In a new STEM CELLS study, Dickinson et al. demonstrate that MSCs expressing “inducible receptor tyrosine kinase-like orphan receptor 2” (or ROR2) produce higher amounts levels of high-quality cartilage tissues following transplantation in a large animal model [2]. Is this the key to improved cartilage repair strategies in vivo?

The authors initially cultivated a large number of bone marrow-derived MSC clonal lines under conditions known to maintain chondrogenic differentiation potential. Four selected MSC clones generated cartilage with high dry weight, proteoglycan content, and collagen II/I ratio and subsequent analyses linked these encouraging characteristics to elevated levels of ROR2 mRNA and protein. Further in vitro analyses of uncloned cells confirmed that ROR2-overexpressing MSCs displayed higher chondrogenic capacity when compared to unsorted MSCs or ROR2-negative MSCs.

To test the in vivo function of ROR2-overexpressing MSCs, the authors implanted a “Cell Bandage” [3, 4] composed of cells seeded on a collagen sponge into cartilage defect sites in a sheep model. At three months, cell bandages containing ROR2-overexpressing MSCs formed a greater abundance of repair tissue when compared to control MSCs, although both cell types led to the same quality of cartilage formation as measured biochemically (See Figure).

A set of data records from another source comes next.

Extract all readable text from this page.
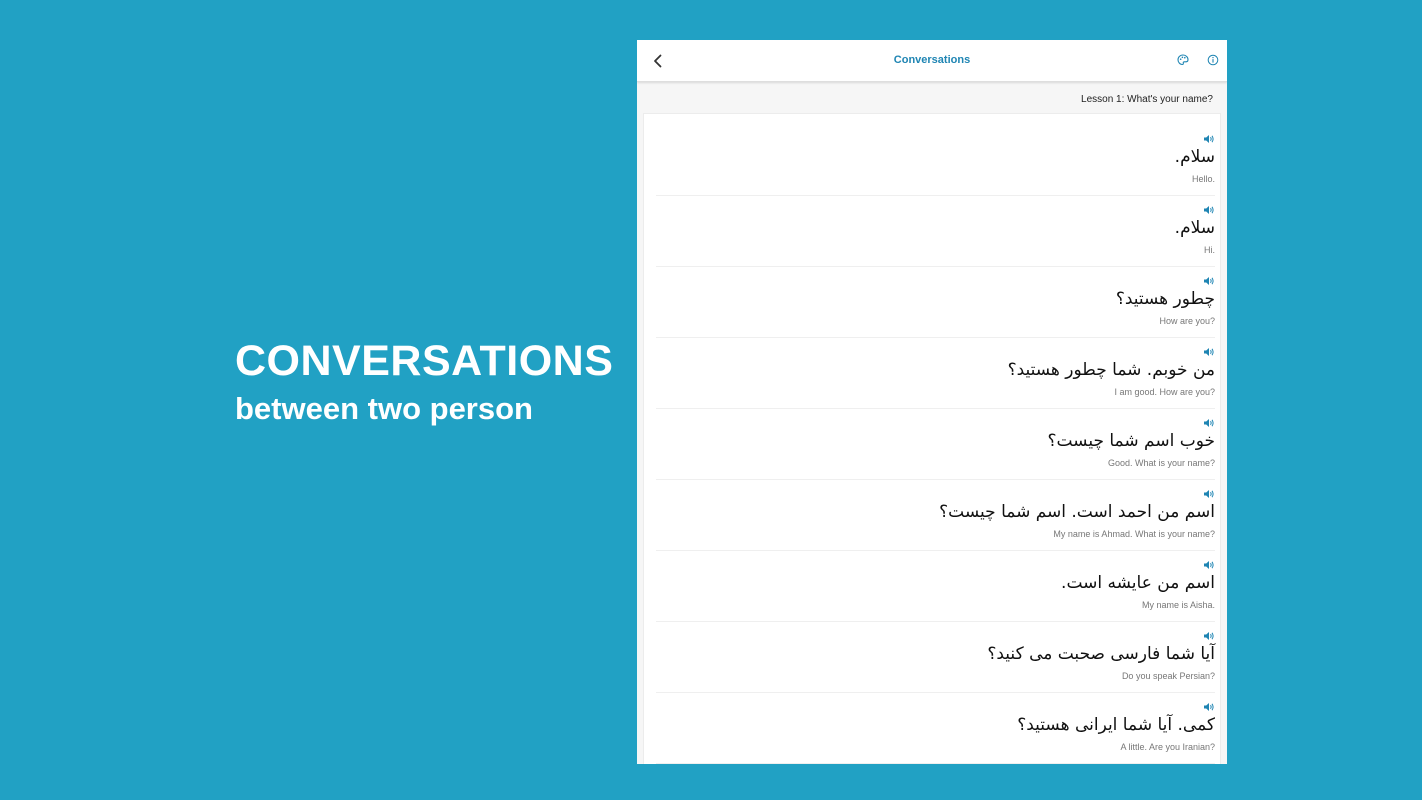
CONVERSATIONS
between two person
Conversations
Lesson 1: What's your name?
سلام.
Hello.
سلام.
Hi.
چطور هستید؟
How are you?
من خوبم. شما چطور هستید؟
I am good. How are you?
خوب اسم شما چیست؟
Good. What is your name?
اسم من احمد است. اسم شما چیست؟
My name is Ahmad. What is your name?
اسم من عایشه است.
My name is Aisha.
آیا شما فارسی صحبت می کنید؟
Do you speak Persian?
کمی. آیا شما ایرانی هستید؟
A little. Are you Iranian?
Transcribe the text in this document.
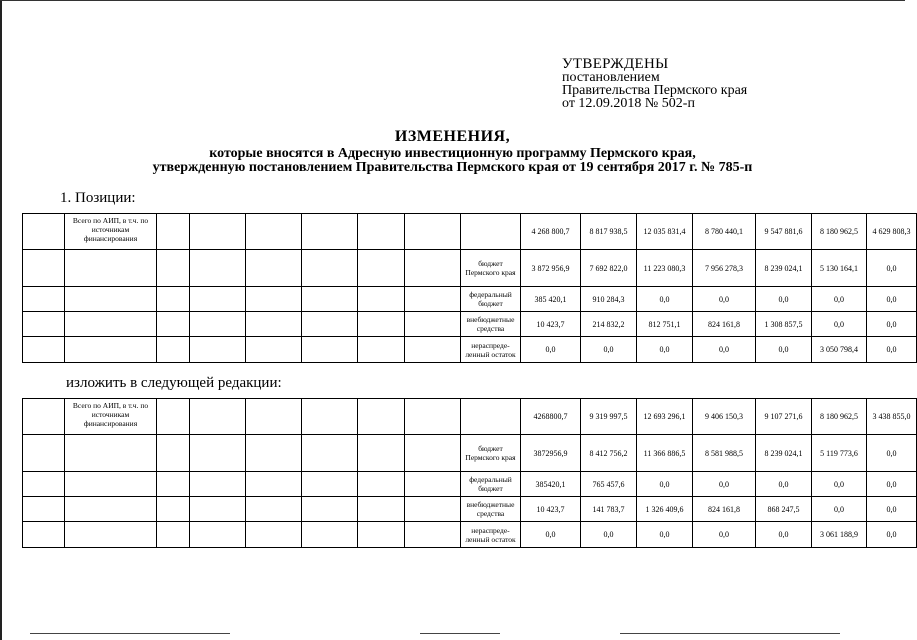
УТВЕРЖДЕНЫ
постановлением
Правительства Пермского края
от 12.09.2018 № 502-п
ИЗМЕНЕНИЯ,
которые вносятся в Адресную инвестиционную программу Пермского края,
утвержденную постановлением Правительства Пермского края от 19 сентября 2017 г. № 785-п
1. Позиции:
	Всего по АИП, в т.ч. по источникам финансирования								4 268 800,7	8 817 938,5	12 035 831,4	8 780 440,1	9 547 881,6	8 180 962,5	4 629 808,3
								бюджет Пермского края	3 872 956,9	7 692 822,0	11 223 080,3	7 956 278,3	8 239 024,1	5 130 164,1	0,0
								федеральный бюджет	385 420,1	910 284,3	0,0	0,0	0,0	0,0	0,0
								внебюджетные средства	10 423,7	214 832,2	812 751,1	824 161,8	1 308 857,5	0,0	0,0
								нераспреде-ленный остаток	0,0	0,0	0,0	0,0	0,0	3 050 798,4	0,0
изложить в следующей редакции:
	Всего по АИП, в т.ч. по источникам финансирования								4268800,7	9 319 997,5	12 693 296,1	9 406 150,3	9 107 271,6	8 180 962,5	3 438 855,0
								бюджет Пермского края	3872956,9	8 412 756,2	11 366 886,5	8 581 988,5	8 239 024,1	5 119 773,6	0,0
								федеральный бюджет	385420,1	765 457,6	0,0	0,0	0,0	0,0	0,0
								внебюджетные средства	10 423,7	141 783,7	1 326 409,6	824 161,8	868 247,5	0,0	0,0
								нераспреде-ленный остаток	0,0	0,0	0,0	0,0	0,0	3 061 188,9	0,0
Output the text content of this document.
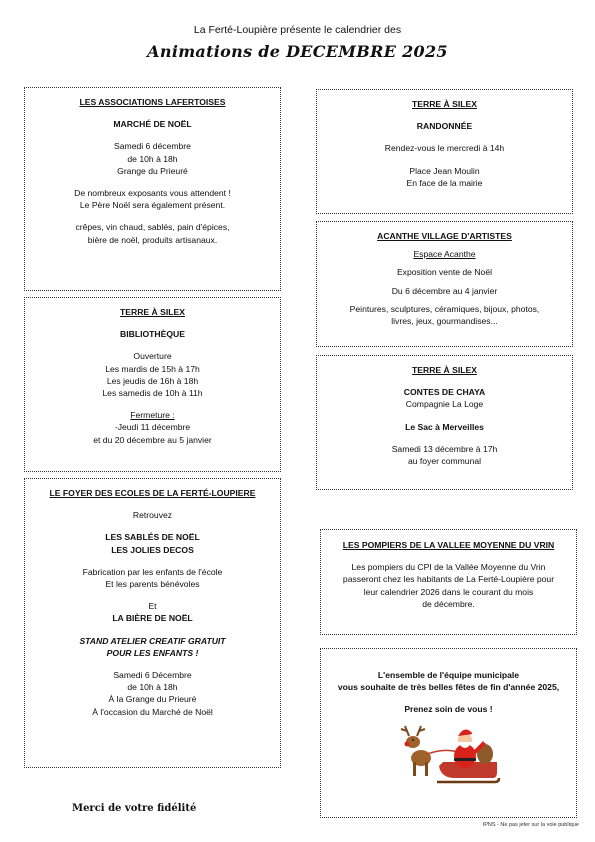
La Ferté-Loupière présente le calendrier des
Animations de DECEMBRE 2025
LES ASSOCIATIONS LAFERTOISES
MARCHÉ DE NOËL
Samedi 6 décembre
de 10h à 18h
Grange du Prieuré
De nombreux exposants vous attendent !
Le Père Noël sera également présent.
crêpes, vin chaud, sablés, pain d'épices,
bière de noël, produits artisanaux.
TERRE À SILEX
BIBLIOTHÈQUE
Ouverture
Les mardis de 15h à 17h
Les jeudis de 16h à 18h
Les samedis de 10h à 11h
Fermeture :
-Jeudi 11 décembre
et du 20 décembre au 5 janvier
LE FOYER DES ECOLES DE LA FERTÉ-LOUPIERE
Retrouvez
LES SABLÉS DE NOËL
LES JOLIES DECOS
Fabrication par les enfants de l'école
Et les parents bénévoles
Et
LA BIÈRE DE NOËL
STAND ATELIER CREATIF GRATUIT
POUR LES ENFANTS !
Samedi 6 Décembre
de 10h à 18h
À la Grange du Prieuré
À l'occasion du Marché de Noël
TERRE À SILEX
RANDONNÉE
Rendez-vous le mercredi à 14h
Place Jean Moulin
En face de la mairie
ACANTHE VILLAGE D'ARTISTES
Espace Acanthe
Exposition vente de Noël
Du 6 décembre au 4 janvier
Peintures, sculptures, céramiques, bijoux, photos,
livres, jeux, gourmandises...
TERRE À SILEX
CONTES DE CHAYA
Compagnie La Loge
Le Sac à Merveilles
Samedi 13 décembre à 17h
au foyer communal
LES POMPIERS DE LA VALLEE MOYENNE DU VRIN
Les pompiers du CPI de la Vallée Moyenne du Vrin
passeront chez les habitants de La Ferté-Loupière pour
leur calendrier 2026 dans le courant du mois
de décembre.
L'ensemble de l'équipe municipale
vous souhaite de très belles fêtes de fin d'année 2025,
Prenez soin de vous !
Merci de votre fidélité
IPNS - Ne pas jeter sur la voie publique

These findings may lead to the construction of well-defined and efficient MSC-based therapies for cartilage repair in humans; can we also apply a similar strategy to discover functional phenotypic markers that will permit enhanced bone repair? Stay tuned to the Stem Cells Portal to find out!

References

  1. Wakitani S, Okabe T, Horibe S, et al., Safety of autologous bone marrow-derived mesenchymal stem cell transplantation for cartilage repair in 41 patients with 45 joints followed for up to 11 years and 5 months. J Tissue Eng Regen Med 2011;5:146-50.
  2. Dickinson SC, Sutton CA, Brady K, et al., The Wnt5a Receptor, Receptor Tyrosine Kinase-Like Orphan Receptor 2, Is a Predictive Cell Surface Marker of Human Mesenchymal Stem Cells with an Enhanced Capacity for Chondrogenic Differentiation. STEM CELLS 2017;35:2280-2291.
  3. Pabbruwe MB, Esfandiari E, Kafienah W, et al., Induction of cartilage integration by a chondrocyte/collagen-scaffold implant. Biomaterials 2009;30:4277-86.
  4. Pabbruwe MB, Kafienah W, Tarlton JF, et al., Repair of meniscal cartilage white zone tears using a stem cell/collagen-scaffold implant. Biomaterials 2010;31:2583-91.